Channel 7 Is Abuzz That Anchor Queen Diana Lewis Is Calling It Quits..

July 25, 2012, 2:32 PM by  Bill McGraw

UPDATE: A few hours after Deadline Detroit broke the news of Diana Lewis' retirement, WXYZ-TV announced it in a story on its web site Wednesday.

One of Detroit’s TV newsrooms is talking about a big personnel change.

The buzz is happening at Broadcast House in Southfield, home of WXYZ, where staffers are saying it appears Diana Lewis is preparing to retire after a long and notable career on TV and in movies. They say she has talked to management about the possibility of accelerating her retirement schedule, and her last newscast could take place in the coming weeks. 

Nobody will talk about it officially. Neither Lewis nor station vice president and general manager Ed Fernandez returned several requests for comment over the past two days.

Lewis, who began anchoring at WXYZ-TV  July 4, 1977, is the dean of Detroit anchors, edging out WDIV's Carmen Harlan by several months, though Lewis took some time off in the 1980s.
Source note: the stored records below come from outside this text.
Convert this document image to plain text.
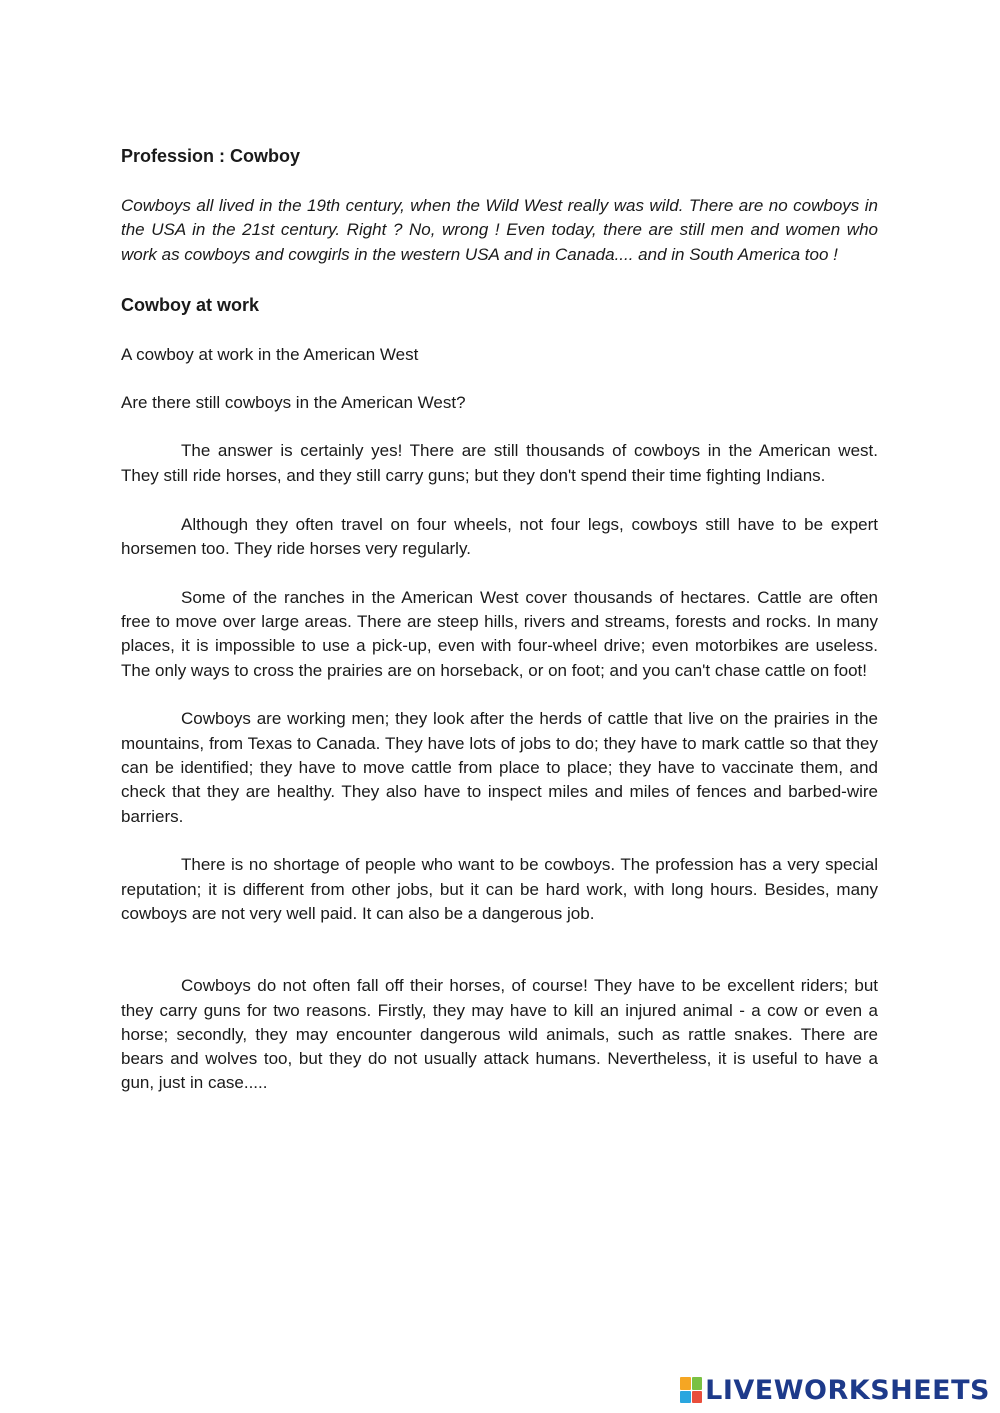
Profession : Cowboy
Cowboys all lived in the 19th century, when the Wild West really was wild. There are no cowboys in the USA in the 21st century. Right ? No, wrong ! Even today, there are still men and women who work as cowboys and cowgirls in the western USA and in Canada.... and in South America too !
Cowboy at work
A cowboy at work in the American West
Are there still cowboys in the American West?

The answer is certainly yes! There are still thousands of cowboys in the American west. They still ride horses, and they still carry guns; but they don't spend their time fighting Indians.

Although they often travel on four wheels, not four legs, cowboys still have to be expert horsemen too. They ride horses very regularly.

Some of the ranches in the American West cover thousands of hectares. Cattle are often free to move over large areas. There are steep hills, rivers and streams, forests and rocks. In many places, it is impossible to use a pick-up, even with four-wheel drive; even motorbikes are useless. The only ways to cross the prairies are on horseback, or on foot; and you can't chase cattle on foot!

Cowboys are working men; they look after the herds of cattle that live on the prairies in the mountains, from Texas to Canada. They have lots of jobs to do; they have to mark cattle so that they can be identified; they have to move cattle from place to place; they have to vaccinate them, and check that they are healthy. They also have to inspect miles and miles of fences and barbed-wire barriers.

There is no shortage of people who want to be cowboys. The profession has a very special reputation; it is different from other jobs, but it can be hard work, with long hours. Besides, many cowboys are not very well paid. It can also be a dangerous job.

Cowboys do not often fall off their horses, of course! They have to be excellent riders; but they carry guns for two reasons. Firstly, they may have to kill an injured animal - a cow or even a horse; secondly, they may encounter dangerous wild animals, such as rattle snakes. There are bears and wolves too, but they do not usually attack humans. Nevertheless, it is useful to have a gun, just in case.....

LIVEWORKSHEETS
In serving as  Channel 7’s reassuring, steady, no-nonsense anchorwoman, she has brought two generations of Detroiters such news as the first re-election of Mayor Coleman Young, some of the original Oakland County Child Killer incidents and the 1980 Republican National Convention in Detroit. She also has been a mainstay of local charities and the recipient of countless awards. She was always a Detroit booster, even at the city's lowest moments over the past 35 years.

Lewis notably teamed with the bombastic Bill Bonds as well as her own daughter, Glenda Lewis, who is a Channel 7 reporter and anchor. They shared the anchor desk on the night before Mother's Day, 2004, and were reportedly the first mother-daughter anchor duo on American TV.

Bonds, reached at his home this week, said he was "under the weather" and wouldn't be able to comment at length for two weeks. 

"We had a great relationship," he said. "Give my love to Diana."

Glenda Lewis did not respond to an email asking for comment. 

In May, as if to tie up a loose end, Lewis journeyed to Atlanta to do an emotional story about a man who stepped forward and saved her from a mugging, or worse, near the CNN studios in 1986.

"I hollered out, 'Dear God help me, please someone help me,'” she said on the report. 

Lewis called the anonymous stranger who saved her "an angel," and she asked viewers to help find him. It is unclear if she received any tips.

Lewis grew up outside of Philadelphia and started her career in 1968 on "Black Book," a show about the African American community, at WPVI-TV in Philadelphia. Four years later, she moved into news, first in Philadelphia and then in Hollywood, where she worked as a weekend anchor and consumer reporter, becoming a celebrity in her own right.

Film producers saw something in her style, and she appeared in “Rocky" and "Rocky 5," and on such TV shows as "The Twilight Zone," "Hunter," "The Gary Shandling Show," "Murder, She Wrote" and "The Million Dollar Caper."

Channel 7 has seen two other longtime personalities depart in the past two years, weatherman Jerry Hodak and sportscaster Don Shane.

Some factoids about Diana Lewis:

She has known her husband, Glenn, since nursery school. They dated in high school, when he was a basketball star and Diana was a cheerleader.

She got her big break at a Philadelphia TV station when she filled in on the air for a guest who had become sick. The guest was author Maya Angelou.

She once opened a can of refried beans right off the shelf and showed on camera that it was loaded with prickly burrs.

She provided emotional and financial support to a young Vietnamese girl in Los Angeles, whom she met while covering a refugee story in the 1970s. The girl later graduated from Stanford.

She is friends with Regis Philbin.

She turned down a starring role in the movie “Mandingo” because it called for a nude scene.